By 1936, Harry Truman - who often compared railroad companies to bandits - was moved to denounce them from the Senate floor:
When Jesse James and his gang robbed a train and got off with $3000 down near Independence, Missouri, it was front-page news in the Independence newspaper. But today those trains are still being robbed. Now it's not Jesse James and his gang, it's holding companies formed by lawyers and accountants to strip the railroads of their assets - assets in the form of land grants which this country gave the railroads to build and maintain a railroad with.
The Pennsylvania Railroad wasn't a land-grant railroad, but in its final agony, a generation after Truman's speech, it acted like one.
In 1963, the company's new managers refused to fix its dilapidated equipment, but eagerly siphoned its revenue into telecommunications, earth movers, health spas, an oil pipeline, coal properties and 63,000 acres of prime Florida real estate.
Customer service collapsed. Profits tumbled. The road merged with the New York Central RR and became the Penn Central. More assets were stripped away. The downhill slide continued. When Congress bought the road in 1973, it was a rusty hulk losing $400 million a year. Nevertheless, the taxpayers shelled out $2.1 billion, more than three times Penn Central's worth. And although Congress got the money-losing railroad, the newly formed Penn Central Corp. got to keep the profitable spin-off companies and title to $1.5 billion in the railroad's accumulated tax write-offs.
To repair the long-term economic wreckage left behind by unscrupulous managers, the Feds combined seven bankrupt railroads into Conrail, bought new equipment and rebuilt track, investing $3.2 billion. Operating subsidies accounted for another $4.4 billion.
Conrail reduced "featherbedding" practices by cutting the labor force in half. Over the next few years, the system became efficient, well-managed, highly profitable, and 15 percent owned by its employees. Its continued operation saved tens of thousands of jobs in hundreds of businesses that would have gone under without rail transportation.
But a government-run railroad? Anathema to the laissez faire advocates who came to power with Ronald Reagan.

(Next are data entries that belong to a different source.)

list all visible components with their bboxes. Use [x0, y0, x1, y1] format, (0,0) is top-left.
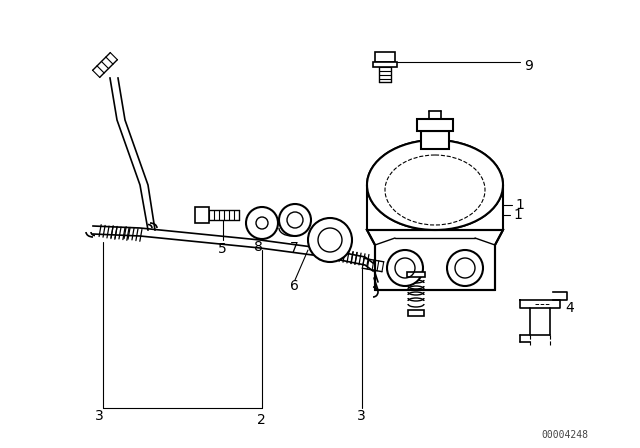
Bar: [417, 119, 453, 131]
Circle shape: [246, 207, 278, 239]
Ellipse shape: [367, 140, 503, 230]
Text: 8: 8: [254, 240, 263, 254]
Text: 4: 4: [565, 301, 573, 315]
Circle shape: [279, 204, 311, 236]
Circle shape: [387, 250, 423, 286]
Text: 3: 3: [95, 409, 104, 423]
Text: 1: 1: [515, 198, 524, 212]
Bar: [407, 272, 425, 277]
Circle shape: [447, 250, 483, 286]
Bar: [375, 52, 395, 62]
Text: 9: 9: [524, 59, 533, 73]
Bar: [421, 131, 449, 149]
Text: 6: 6: [290, 279, 299, 293]
Bar: [408, 310, 424, 316]
Text: 3: 3: [357, 409, 365, 423]
Polygon shape: [367, 230, 503, 290]
Text: 1: 1: [513, 208, 522, 222]
Text: 7: 7: [290, 241, 299, 255]
Bar: [373, 62, 397, 67]
Text: 00004248: 00004248: [541, 430, 589, 440]
Bar: [195, 207, 209, 223]
Text: 5: 5: [218, 242, 227, 256]
Circle shape: [308, 218, 352, 262]
Text: 2: 2: [257, 413, 266, 427]
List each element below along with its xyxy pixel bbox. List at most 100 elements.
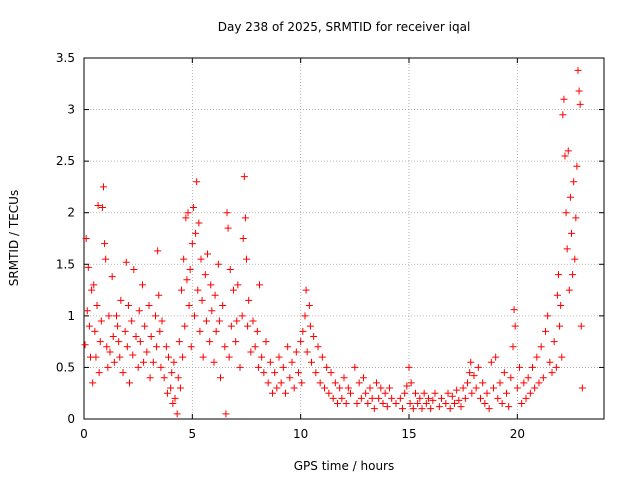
data-point xyxy=(102,255,110,263)
data-point xyxy=(254,363,262,371)
data-point xyxy=(222,410,230,418)
data-point xyxy=(236,363,244,371)
data-point xyxy=(249,317,257,325)
data-point xyxy=(146,374,154,382)
data-point xyxy=(154,247,162,255)
data-point xyxy=(134,363,142,371)
data-point xyxy=(535,379,543,387)
data-point xyxy=(329,394,337,402)
data-point xyxy=(225,353,233,361)
data-point xyxy=(241,214,249,222)
data-point xyxy=(490,384,497,392)
data-point xyxy=(174,374,182,382)
data-point xyxy=(342,400,350,408)
data-point xyxy=(297,338,305,346)
data-point xyxy=(157,363,165,371)
grid-layer xyxy=(84,58,604,419)
data-point xyxy=(181,322,189,330)
data-point xyxy=(303,348,311,356)
data-point xyxy=(577,322,585,330)
data-point xyxy=(537,343,545,351)
data-point xyxy=(149,358,157,366)
data-point xyxy=(119,369,127,377)
data-point xyxy=(165,353,172,361)
data-point xyxy=(109,332,117,340)
data-point xyxy=(153,343,161,351)
data-point xyxy=(457,403,465,411)
data-point xyxy=(301,312,309,320)
data-point xyxy=(334,400,341,408)
data-point xyxy=(422,400,430,408)
data-point xyxy=(568,229,575,237)
data-point xyxy=(258,353,266,361)
data-point xyxy=(94,201,102,209)
data-point xyxy=(522,394,530,402)
data-point xyxy=(558,353,566,361)
data-point xyxy=(368,394,376,402)
data-point xyxy=(88,286,96,294)
data-point xyxy=(429,396,437,404)
data-point xyxy=(570,178,578,186)
data-point xyxy=(373,379,380,387)
data-point xyxy=(572,214,580,222)
data-point xyxy=(260,369,268,377)
data-point xyxy=(353,400,361,408)
data-point xyxy=(273,384,281,392)
data-point xyxy=(126,379,133,387)
data-point xyxy=(321,384,328,392)
data-point xyxy=(507,374,515,382)
x-tick-label: 15 xyxy=(401,427,416,441)
data-point xyxy=(474,363,482,371)
data-point xyxy=(571,255,579,263)
data-point xyxy=(279,363,287,371)
data-point xyxy=(197,255,205,263)
data-point xyxy=(90,281,98,289)
data-point xyxy=(256,281,263,289)
data-point xyxy=(318,353,326,361)
data-point xyxy=(401,389,409,397)
data-point xyxy=(510,306,518,314)
x-tick-label: 0 xyxy=(80,427,88,441)
data-point xyxy=(160,374,168,382)
data-point xyxy=(191,312,198,320)
data-point xyxy=(569,271,577,279)
data-point xyxy=(179,353,187,361)
data-point xyxy=(234,281,242,289)
data-point xyxy=(557,302,565,310)
data-point xyxy=(223,209,231,217)
data-point xyxy=(89,379,97,387)
data-point xyxy=(418,405,426,413)
data-point xyxy=(574,66,582,74)
data-point xyxy=(129,351,137,359)
data-point xyxy=(219,302,227,310)
data-point xyxy=(459,384,467,392)
data-point xyxy=(306,322,314,330)
data-point xyxy=(239,235,247,242)
data-point xyxy=(189,204,197,212)
data-point xyxy=(198,296,206,304)
data-point xyxy=(168,369,176,377)
data-point xyxy=(344,384,352,392)
data-point xyxy=(444,389,452,397)
data-point xyxy=(115,338,123,346)
data-point xyxy=(114,322,122,330)
data-point xyxy=(308,358,315,366)
data-point xyxy=(192,229,200,237)
data-point xyxy=(565,286,573,294)
data-point xyxy=(556,322,564,330)
data-point xyxy=(108,273,116,281)
data-point xyxy=(232,338,240,346)
data-point xyxy=(145,302,153,310)
data-point xyxy=(448,392,456,400)
data-point xyxy=(453,386,461,394)
data-point xyxy=(305,302,313,310)
data-point xyxy=(548,369,556,377)
data-point xyxy=(101,240,109,248)
data-point xyxy=(366,384,374,392)
data-point xyxy=(206,338,214,346)
data-point xyxy=(340,374,348,382)
data-point xyxy=(210,358,218,366)
data-point xyxy=(247,348,255,356)
data-point xyxy=(130,265,138,273)
data-point xyxy=(550,338,558,346)
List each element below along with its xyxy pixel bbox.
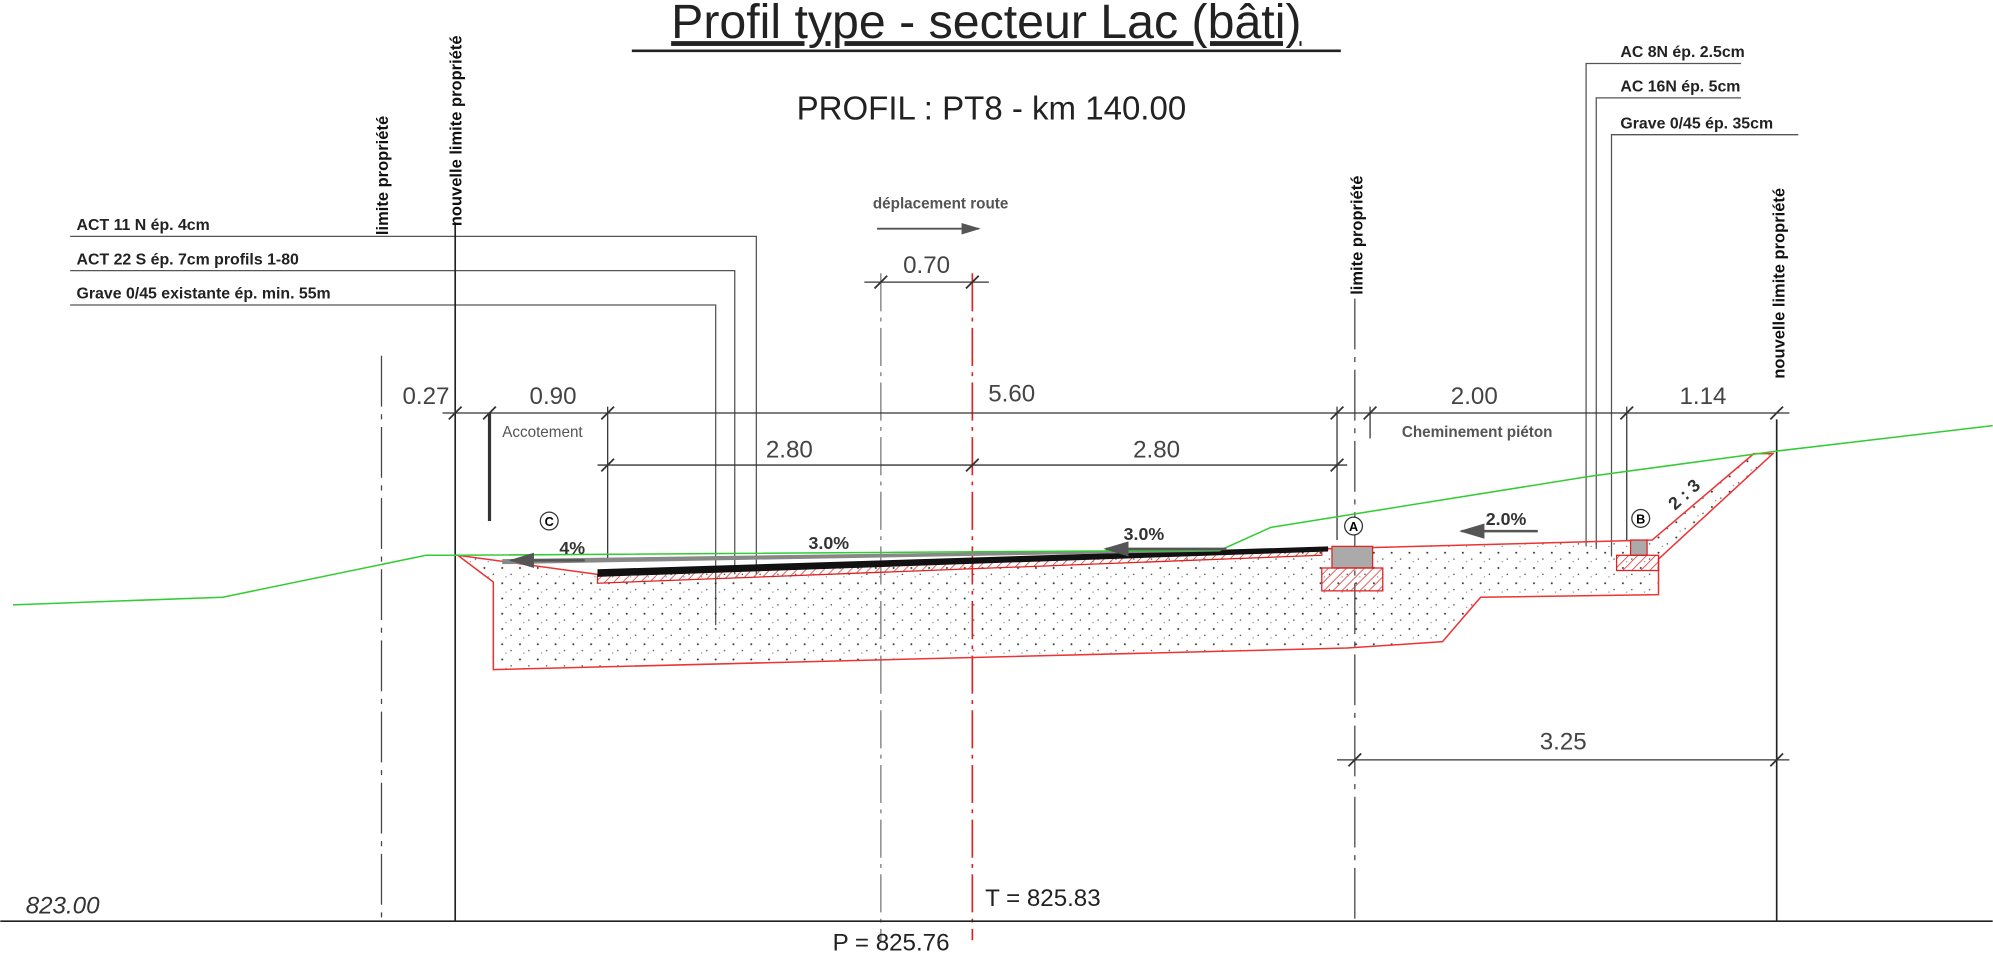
subtitle: PROFIL : PT8 - km 140.00 xyxy=(797,89,1187,126)
layer-label: AC 8N ép. 2.5cm xyxy=(1620,44,1744,61)
marker-circle xyxy=(1631,508,1651,528)
dimension-lines xyxy=(442,281,1790,761)
dim-label: 1.14 xyxy=(1680,383,1727,410)
shoulder-surface xyxy=(502,548,1221,565)
slope-arrows xyxy=(508,523,1538,568)
curb-b xyxy=(1629,539,1648,556)
curb-b-foundation xyxy=(1615,554,1660,572)
marker-label: C xyxy=(545,515,554,529)
dim-tick xyxy=(448,275,1784,767)
zone-label: Cheminement piéton xyxy=(1402,424,1553,441)
reference-level: 823.00 xyxy=(26,893,100,920)
title: Profil type - secteur Lac (bâti) xyxy=(671,0,1301,49)
dim-label: 0.90 xyxy=(530,383,577,410)
slope-label: 4% xyxy=(559,538,585,558)
zone-label: Accotement xyxy=(502,424,583,441)
property-label: limite propriété xyxy=(1348,176,1366,295)
dim-label: 5.60 xyxy=(988,381,1035,408)
leader xyxy=(1585,62,1742,547)
leader xyxy=(1595,97,1742,549)
layer-label: Grave 0/45 ép. 35cm xyxy=(1620,115,1773,132)
layer-label: Grave 0/45 existante ép. min. 55m xyxy=(77,286,331,303)
dim-label: 2.80 xyxy=(766,436,813,463)
level-T: T = 825.83 xyxy=(985,885,1101,912)
dim-label: 2.80 xyxy=(1133,436,1180,463)
leader xyxy=(70,235,757,575)
slope-label: 2.0% xyxy=(1486,509,1527,529)
leader xyxy=(1610,134,1799,557)
dim-ticks xyxy=(448,275,1784,767)
marker-label: B xyxy=(1636,513,1645,527)
marker-circle xyxy=(539,511,559,531)
level-P: P = 825.76 xyxy=(833,929,950,953)
property-label: nouvelle limite propriété xyxy=(1770,188,1788,379)
layer-label: ACT 11 N ép. 4cm xyxy=(77,217,210,234)
curb-a xyxy=(1331,545,1374,569)
dim-label: 0.70 xyxy=(903,252,950,279)
layer-leaders xyxy=(70,62,1799,626)
layer-label: ACT 22 S ép. 7cm profils 1-80 xyxy=(77,251,299,268)
dim-label: 2.00 xyxy=(1451,383,1498,410)
layer-label: AC 16N ép. 5cm xyxy=(1620,78,1740,95)
slope-label: 3.0% xyxy=(809,533,850,553)
marker-circle xyxy=(1344,516,1364,536)
dim-label: 0.27 xyxy=(402,383,449,410)
wearing-course xyxy=(597,546,1329,577)
property-label: nouvelle limite propriété xyxy=(448,35,466,226)
leader xyxy=(70,304,717,626)
curb-a-foundation xyxy=(1321,567,1384,592)
shift-label: déplacement route xyxy=(873,195,1008,212)
dim-label: 3.25 xyxy=(1540,729,1587,756)
property-label: limite propriété xyxy=(374,116,392,235)
slope-label: 3.0% xyxy=(1124,524,1165,544)
leader xyxy=(70,270,736,575)
marker-label: A xyxy=(1349,520,1358,534)
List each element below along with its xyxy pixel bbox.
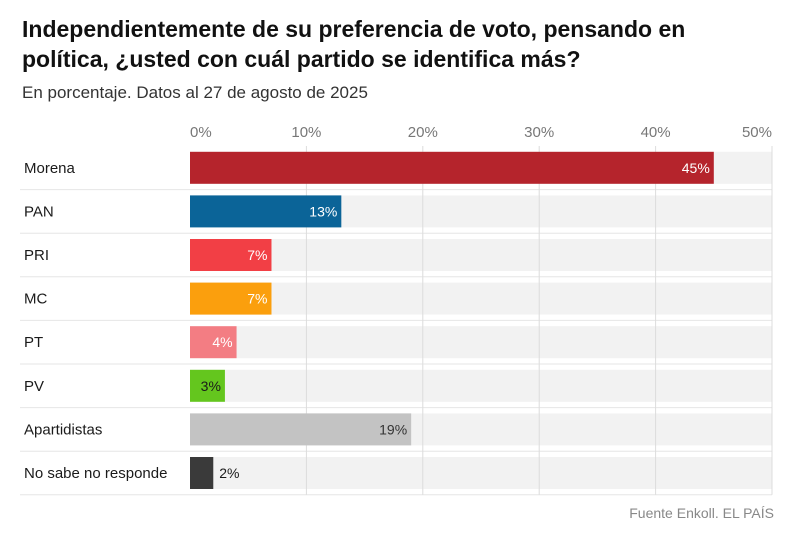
x-tick-label: 40% (641, 124, 671, 141)
bar-track (190, 457, 772, 489)
chart-subtitle: En porcentaje. Datos al 27 de agosto de … (22, 83, 368, 102)
bar (190, 326, 237, 359)
bar-track (190, 326, 772, 359)
category-label: PRI (24, 247, 49, 264)
category-label: MC (24, 291, 47, 308)
value-label: 4% (212, 334, 232, 350)
x-tick-label: 50% (742, 124, 772, 141)
value-label: 19% (379, 421, 407, 437)
x-tick-label: 30% (524, 124, 554, 141)
x-tick-label: 10% (291, 124, 321, 141)
bar (190, 369, 225, 402)
source-note: Fuente Enkoll. EL PAÍS (629, 505, 774, 521)
bar (190, 239, 272, 271)
value-label: 45% (682, 160, 710, 176)
category-label: PV (24, 378, 44, 395)
category-label: PT (24, 334, 43, 351)
x-tick-label: 0% (190, 124, 212, 141)
value-label: 13% (309, 203, 337, 219)
bar (190, 282, 272, 315)
x-tick-label: 20% (408, 124, 438, 141)
category-label: Apartidistas (24, 421, 102, 438)
bar-track (190, 282, 772, 315)
category-label: Morena (24, 160, 76, 177)
bar (190, 151, 714, 184)
tick-layer: 0% 10% 20% 30% 40% 50% (190, 124, 772, 141)
value-label: 3% (201, 378, 221, 394)
label-layer: Morena 45% PAN 13% PRI 7% MC 7% PT 4% PV 3% Apartidi… (24, 160, 710, 482)
chart-title: Independientemente de su preferencia de … (22, 16, 686, 72)
category-label: PAN (24, 203, 54, 220)
bar (190, 457, 214, 489)
value-label: 7% (247, 247, 267, 263)
bar-layer (190, 151, 714, 489)
bar (190, 413, 412, 446)
category-label: No sabe no responde (24, 465, 167, 482)
value-label: 7% (247, 291, 267, 307)
bar-track (190, 239, 772, 271)
bar-track (190, 369, 772, 402)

For three years, Congress fought an administration eager to sell Conrail on the cheap. The proposal to offer the railroad to Norfolk Southern finally was scuttled in the summer of 1986 in favor of a more sensible plan to sell public stock and get a somewhat better return on the taxpayers' investment.
But sell at all? Why not keep Conrail in public hands, or sell only a piece of it? As South Dakota's former Republican Governor (and Congressman) Bill Janklow once put it, "We have public schools, public hospitals, public airports - so why not a public railroad?" Even when he spoke those words, in the days before the privatization assault got fully under way, such thoughts were heresy among most Republicans and not a few Democrats. And that attitude has only hardened since.
Only when an essential cog in the nation's industrial or financial infrastructure goes sour do the taxpayers get to take title to any enterprise, pouring billions into keeping it alive until the instant profitability is restored, then selling it off for a pittance compared with the investment. At least in the case of Conrail, the taxpayers got to see the government-funded operation wrenched back into efficiency before being forced to take a deal that returned only 10% of their investment dollars. In the current round of lemon socialism, the largest by far, we're still quite far from that day when the lemonade is poured. But we need not speculate aimlessly. History tells us what a rip-off that day will be for the people who footed the bill.